客足が戻らないのは回収モードの餌食にならないための防衛本能か
2020.06.18 / コラムコロナ騒動も一段落した6月、多摩川の河川敷で草野球の試合が行われた。コロナ自粛で久しく行われていなかった。早朝5時半に開始した今回の試合では感染防止のために5回までとした。グローブ以外、マイバットを持っていないので、バットは使いまわすことになるが、その都度消毒したりした。
試合が終わって近くにあるサントリービールの府中工場へ向かい、工場見学後の試飲タイムが彼らの楽しみの一つでもあった。
対戦相手と試飲タイムで反省会と称して親睦を図るのだが、できたてのモルツの味は格別だった。で、今回の対戦相手がホール企業であることが分かった。
パチンコ好きのメンバーもいたので、パチンコ業界に興味津津となった。
「ウチは休業要請中1カ月以上全店閉めていました。最初は交代で出勤して店の掃除や設備の点検をやっていましたが、そのうちやることがなくなり、後半は出勤しなくてもよくなりました」
「その間の給料はどうなったの?」
「10割補償です」
「すごいですね」
「会社から同好会のレクリエーション活動の補助も出るので、今回の試合も会社公認なんですが、ホールからクラスターを出さないためにも、バットの使いまわしは禁止、手袋をするように厳命されました」
ホール名は教えなかったが、「〇〇〇〇の方ですか?」と探りを入れるも笑って逃げた。
ホール名を明かさない代わりにビールで饒舌になったのか、核心めいた話にも。
「5月26日から営業再開していますが、前年同月比で売り上げは8割ダウンです。カネを使わなくなりました。客数はちょっとずつ戻っているんですが、パチンコ店へ行くのが恥ずかしくなったのか、常連様でも朝から並ばなくなったり、裏口から入る方も増えました」
休業要請に応じず営業を続けたホールに対して、連日のように報道されたパチンコバッシングの影響は、こんなところにも表れている。

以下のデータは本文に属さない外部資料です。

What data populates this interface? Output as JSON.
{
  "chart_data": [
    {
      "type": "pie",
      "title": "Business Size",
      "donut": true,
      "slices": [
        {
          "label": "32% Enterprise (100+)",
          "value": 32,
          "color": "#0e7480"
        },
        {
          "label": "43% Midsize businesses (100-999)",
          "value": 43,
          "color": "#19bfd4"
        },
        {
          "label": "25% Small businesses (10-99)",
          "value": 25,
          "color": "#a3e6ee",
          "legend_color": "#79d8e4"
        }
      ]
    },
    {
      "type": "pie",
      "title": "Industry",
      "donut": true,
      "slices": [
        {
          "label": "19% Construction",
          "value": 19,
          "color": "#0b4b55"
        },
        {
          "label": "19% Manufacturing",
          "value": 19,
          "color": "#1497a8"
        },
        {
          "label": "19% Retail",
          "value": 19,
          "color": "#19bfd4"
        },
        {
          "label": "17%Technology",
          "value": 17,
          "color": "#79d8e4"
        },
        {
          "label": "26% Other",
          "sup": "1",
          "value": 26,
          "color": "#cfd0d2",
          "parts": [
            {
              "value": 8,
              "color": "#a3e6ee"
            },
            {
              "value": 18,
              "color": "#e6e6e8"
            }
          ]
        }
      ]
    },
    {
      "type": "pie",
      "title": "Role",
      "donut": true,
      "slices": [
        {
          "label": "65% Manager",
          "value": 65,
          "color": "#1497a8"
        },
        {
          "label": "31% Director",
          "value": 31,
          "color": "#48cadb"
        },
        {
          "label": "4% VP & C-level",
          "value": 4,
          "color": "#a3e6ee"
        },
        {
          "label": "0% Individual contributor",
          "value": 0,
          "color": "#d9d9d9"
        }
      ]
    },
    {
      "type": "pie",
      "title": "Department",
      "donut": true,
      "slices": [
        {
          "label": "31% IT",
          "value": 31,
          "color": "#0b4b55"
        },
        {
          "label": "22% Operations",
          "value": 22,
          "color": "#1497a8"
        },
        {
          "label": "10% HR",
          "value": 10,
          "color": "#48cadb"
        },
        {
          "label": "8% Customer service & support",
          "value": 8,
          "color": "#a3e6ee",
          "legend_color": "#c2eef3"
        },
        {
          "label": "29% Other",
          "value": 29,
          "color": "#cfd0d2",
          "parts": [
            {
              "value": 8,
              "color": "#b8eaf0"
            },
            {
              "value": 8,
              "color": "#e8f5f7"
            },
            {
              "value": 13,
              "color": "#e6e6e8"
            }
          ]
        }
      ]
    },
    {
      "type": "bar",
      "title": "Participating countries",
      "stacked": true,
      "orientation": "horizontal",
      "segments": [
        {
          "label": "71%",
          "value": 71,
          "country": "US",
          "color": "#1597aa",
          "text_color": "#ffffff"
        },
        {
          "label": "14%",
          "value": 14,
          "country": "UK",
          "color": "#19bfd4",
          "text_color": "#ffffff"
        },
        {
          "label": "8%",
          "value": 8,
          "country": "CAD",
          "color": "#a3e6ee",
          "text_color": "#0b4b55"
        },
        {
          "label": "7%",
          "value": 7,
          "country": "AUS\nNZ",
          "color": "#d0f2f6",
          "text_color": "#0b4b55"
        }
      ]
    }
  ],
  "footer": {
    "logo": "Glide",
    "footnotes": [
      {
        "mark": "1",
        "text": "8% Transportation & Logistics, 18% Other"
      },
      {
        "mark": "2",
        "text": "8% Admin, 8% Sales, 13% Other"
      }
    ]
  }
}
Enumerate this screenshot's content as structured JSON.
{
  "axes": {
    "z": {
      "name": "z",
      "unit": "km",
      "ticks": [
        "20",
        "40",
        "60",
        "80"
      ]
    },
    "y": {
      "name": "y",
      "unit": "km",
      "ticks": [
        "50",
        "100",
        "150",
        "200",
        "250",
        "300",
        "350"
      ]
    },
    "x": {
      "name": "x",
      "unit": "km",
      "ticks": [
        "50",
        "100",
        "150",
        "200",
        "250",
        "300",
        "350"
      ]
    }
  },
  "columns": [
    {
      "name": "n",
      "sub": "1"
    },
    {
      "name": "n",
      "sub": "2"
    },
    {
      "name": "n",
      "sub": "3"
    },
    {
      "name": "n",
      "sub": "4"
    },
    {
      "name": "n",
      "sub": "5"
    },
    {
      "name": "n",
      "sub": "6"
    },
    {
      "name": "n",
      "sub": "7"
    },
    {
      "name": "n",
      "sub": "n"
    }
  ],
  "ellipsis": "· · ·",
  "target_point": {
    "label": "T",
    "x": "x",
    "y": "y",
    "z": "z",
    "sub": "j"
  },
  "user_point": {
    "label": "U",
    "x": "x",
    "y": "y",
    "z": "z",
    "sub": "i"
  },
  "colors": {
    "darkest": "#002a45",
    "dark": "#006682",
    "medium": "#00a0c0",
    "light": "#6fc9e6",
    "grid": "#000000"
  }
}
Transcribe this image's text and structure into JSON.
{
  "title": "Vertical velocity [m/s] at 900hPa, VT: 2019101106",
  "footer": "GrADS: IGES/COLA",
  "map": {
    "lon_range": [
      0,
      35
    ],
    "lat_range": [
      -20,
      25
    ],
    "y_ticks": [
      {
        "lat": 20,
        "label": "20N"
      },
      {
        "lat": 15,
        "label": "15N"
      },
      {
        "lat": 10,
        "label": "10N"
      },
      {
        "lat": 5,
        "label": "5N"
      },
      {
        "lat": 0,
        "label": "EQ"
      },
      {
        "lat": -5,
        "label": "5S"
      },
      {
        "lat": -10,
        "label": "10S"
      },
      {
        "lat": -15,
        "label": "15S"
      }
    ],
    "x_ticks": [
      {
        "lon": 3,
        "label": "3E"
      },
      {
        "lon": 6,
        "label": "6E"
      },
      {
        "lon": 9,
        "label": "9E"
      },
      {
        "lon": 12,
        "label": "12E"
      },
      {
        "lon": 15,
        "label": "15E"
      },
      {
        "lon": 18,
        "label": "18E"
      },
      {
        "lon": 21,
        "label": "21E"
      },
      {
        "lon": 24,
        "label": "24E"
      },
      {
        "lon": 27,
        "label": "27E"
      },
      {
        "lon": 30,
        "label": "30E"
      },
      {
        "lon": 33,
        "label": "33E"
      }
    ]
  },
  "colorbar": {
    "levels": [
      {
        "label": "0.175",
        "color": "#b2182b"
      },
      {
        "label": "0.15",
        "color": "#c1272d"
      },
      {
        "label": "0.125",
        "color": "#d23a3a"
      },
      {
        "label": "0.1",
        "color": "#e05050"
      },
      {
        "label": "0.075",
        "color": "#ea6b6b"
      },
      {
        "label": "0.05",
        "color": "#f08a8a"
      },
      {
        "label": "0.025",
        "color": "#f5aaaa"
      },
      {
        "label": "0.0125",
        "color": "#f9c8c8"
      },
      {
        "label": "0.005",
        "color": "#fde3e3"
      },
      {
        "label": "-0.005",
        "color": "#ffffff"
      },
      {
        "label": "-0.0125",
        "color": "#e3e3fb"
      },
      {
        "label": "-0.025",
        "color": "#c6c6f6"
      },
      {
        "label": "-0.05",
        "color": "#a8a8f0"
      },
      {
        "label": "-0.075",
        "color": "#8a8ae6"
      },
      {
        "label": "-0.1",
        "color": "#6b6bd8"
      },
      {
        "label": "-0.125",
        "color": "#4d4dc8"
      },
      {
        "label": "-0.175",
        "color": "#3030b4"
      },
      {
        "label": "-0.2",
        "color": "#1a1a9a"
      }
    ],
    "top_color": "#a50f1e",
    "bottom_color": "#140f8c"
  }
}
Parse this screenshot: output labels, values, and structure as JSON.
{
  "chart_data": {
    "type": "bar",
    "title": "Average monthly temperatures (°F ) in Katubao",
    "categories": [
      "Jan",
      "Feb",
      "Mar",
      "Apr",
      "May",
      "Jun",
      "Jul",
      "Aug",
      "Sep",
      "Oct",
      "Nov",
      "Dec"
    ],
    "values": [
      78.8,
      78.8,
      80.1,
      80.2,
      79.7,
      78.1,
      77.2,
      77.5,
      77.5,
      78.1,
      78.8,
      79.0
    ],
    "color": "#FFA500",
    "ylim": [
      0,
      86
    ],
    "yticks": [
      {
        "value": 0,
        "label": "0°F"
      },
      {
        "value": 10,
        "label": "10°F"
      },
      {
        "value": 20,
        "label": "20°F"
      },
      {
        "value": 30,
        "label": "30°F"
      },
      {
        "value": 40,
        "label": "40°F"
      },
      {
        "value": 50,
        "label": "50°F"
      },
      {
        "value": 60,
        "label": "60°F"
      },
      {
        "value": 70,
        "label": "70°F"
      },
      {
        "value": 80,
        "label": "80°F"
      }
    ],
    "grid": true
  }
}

「開店から正午までの稼働は前年比で9割ダウンです。出足が鈍いのは宣伝広告ができないからです。新台入れ替えしかないのですが、それが店に来ないと分からない。新台を導入しても世の中におカネが回っていないので、お客様の手元におカネがない。当分無理でしょう」と半ばあきらめ顔だ。
特に予想以上に戻って来ないのが1パチの年配客。ただ、5スロの若者は戻っていているのが唯一の救い。
「パチンコ好きなら割数という言葉は知っていますよね。とても割なんか上げられないので、今の時期は来ない方がいいですよ」
正直と言えば正直だ。しかし、客だってそんなことはある程度想像できる話で、回収モードの餌食にはならない防衛本能が働いているのかもしれない。